O que comemos nunca foi apenas comida, nunca foi só pão, carne, fruta, nunca foi apenas o acto banal de mastigar e engolir e seguir em frente, como se tudo aquilo que entra na boca não tivesse antes atravessado um emaranhado de histórias, de interesses, de comandos invisíveis, de dedos gordurosos que contam notas atrás de secretárias pesadas, de engrenagens que giram num barulho surdo, abafado, como o ruído de fundo de um país que não percebe onde acaba o seu corpo e começa a mão do Estado. O que comemos foi sempre um campo de batalha, uma guerra sem tiros nem bandeiras, um sítio onde se joga, sem que nos apercebamos, o destino de povos, de economias, de políticas que nascem nos corredores de Bruxelas e se derramam em leis ininteligíveis, nos jornais oficiais que ninguém lê.
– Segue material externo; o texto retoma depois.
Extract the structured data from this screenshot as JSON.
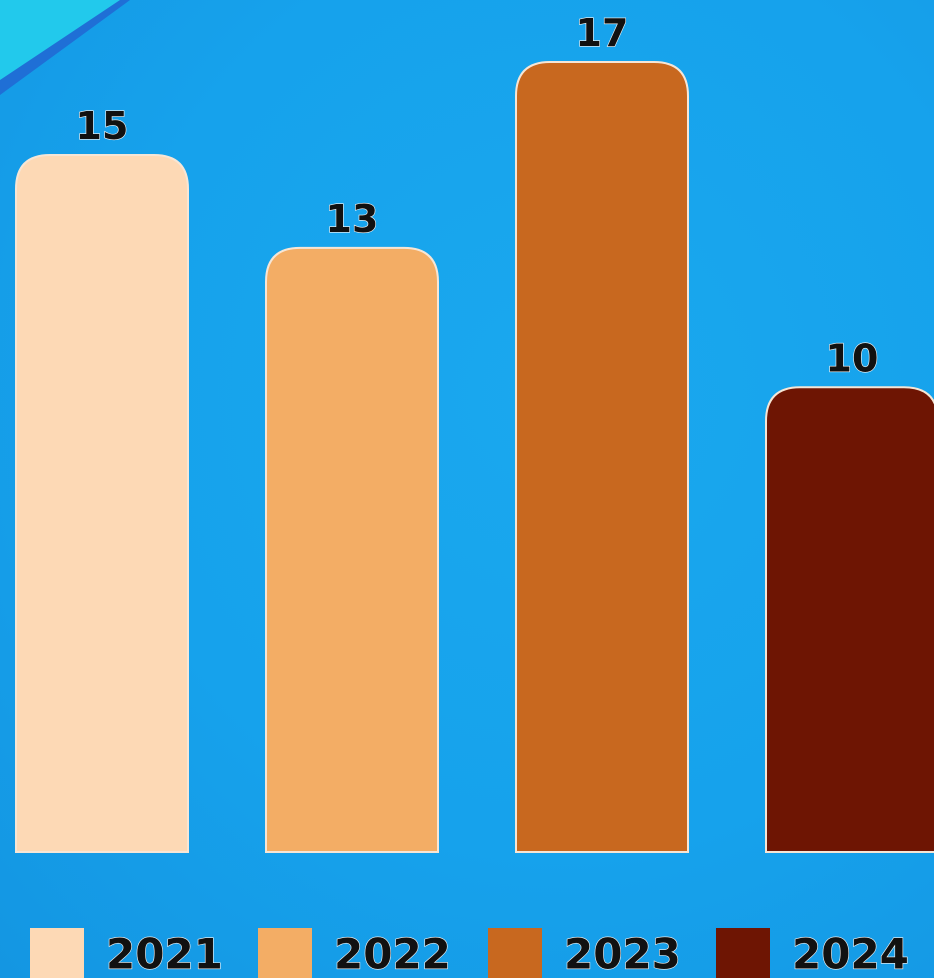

O que comemos não nos pertence. Não há arroz, nem carne, nem peixe, nem leite que não tenha passado antes pelo crivo de alguém que decide por nós. Roma distribuía trigo aos pobres para que não se revoltassem, Napoleão conservava comida para os seus soldados continuarem a andar sem olhar para trás, Estaline arrancava campos e bocas e vidas para impor um país à força, os americanos lançaram a praga do milho barato para alimentar uma América artificial e agora o mundo é um mundo de supermercados imensos, corredores brilhantes, embalagens que sussurram promessas de saúde, de força, de felicidade, enquanto os olhos cansados das caixas registadoras passam código atrás de código, números e mais números, tostões e mais tostões, até que o sistema nos regurgite para fora e nos empurre para a vida com os sacos plásticos finos a rebentarem na esquina.

Não há escolha. Há supermercados, há mercearias, há bancas de legumes debaixo dos toldos sujos do mercado, mas não há escolha, porque tudo já foi decidido antes. Os subsídios impõem o que se cultiva, as quotas impõem o que se pesca, as taxas impõem o que se pode ou não vender, e nós encolhemos os ombros e escolhemos entre duas embalagens idênticas, acreditamos que escolhemos quando tudo foi escolhido por nós.

E depois vêm os outros, os que se preocupam, os que nos querem ensinar a comer, os que nos querem dizer que a carne faz mal, que o açúcar é veneno, que o sal é veneno, que tudo é veneno excepto aquilo que eles aprovam, e impõem regras, taxas, campanhas, e nós mastigamos culpa em cada dentada, engolimos remorsos entre garfadas. Porque há um mundo ideal lá fora onde ninguém come carne, ninguém desperdiça nada, ninguém cozinha com gordura, ninguém bebe álcool, ninguém faz nada que não seja um reflexo da sua mais pura virtude. E nesse mundo, nesse mundo que não existe, mas que já se impõe, nesse mundo onde se nos diz o que podemos e não podemos meter no prato, nesse mundo já não há lugar para nós.

A comida é política e sempre foi. O pão que nos metem na mesa já vem dividido antes de chegar às nossas mãos. O peixe vem contado, pesado, limitado por acordos internacionais assinados em salas vazias. A carne é medida e taxada e anunciada como o fim do mundo por homens com fatos de linho que nunca conheceram a fome. A Europa depende das importações para comer e treme à mais pequena crise, e os seus líderes olham para os campos abandonados, para os tractores parados, para as fábricas de alimentos vazias, e falam de sustentabilidade, de eficiência, de alternativas. Dizem-nos que o futuro é verde e que devemos adaptar-nos. Dizem-nos que, em breve, comeremos insectos e que será normal. Dizem-nos que é para nosso bem.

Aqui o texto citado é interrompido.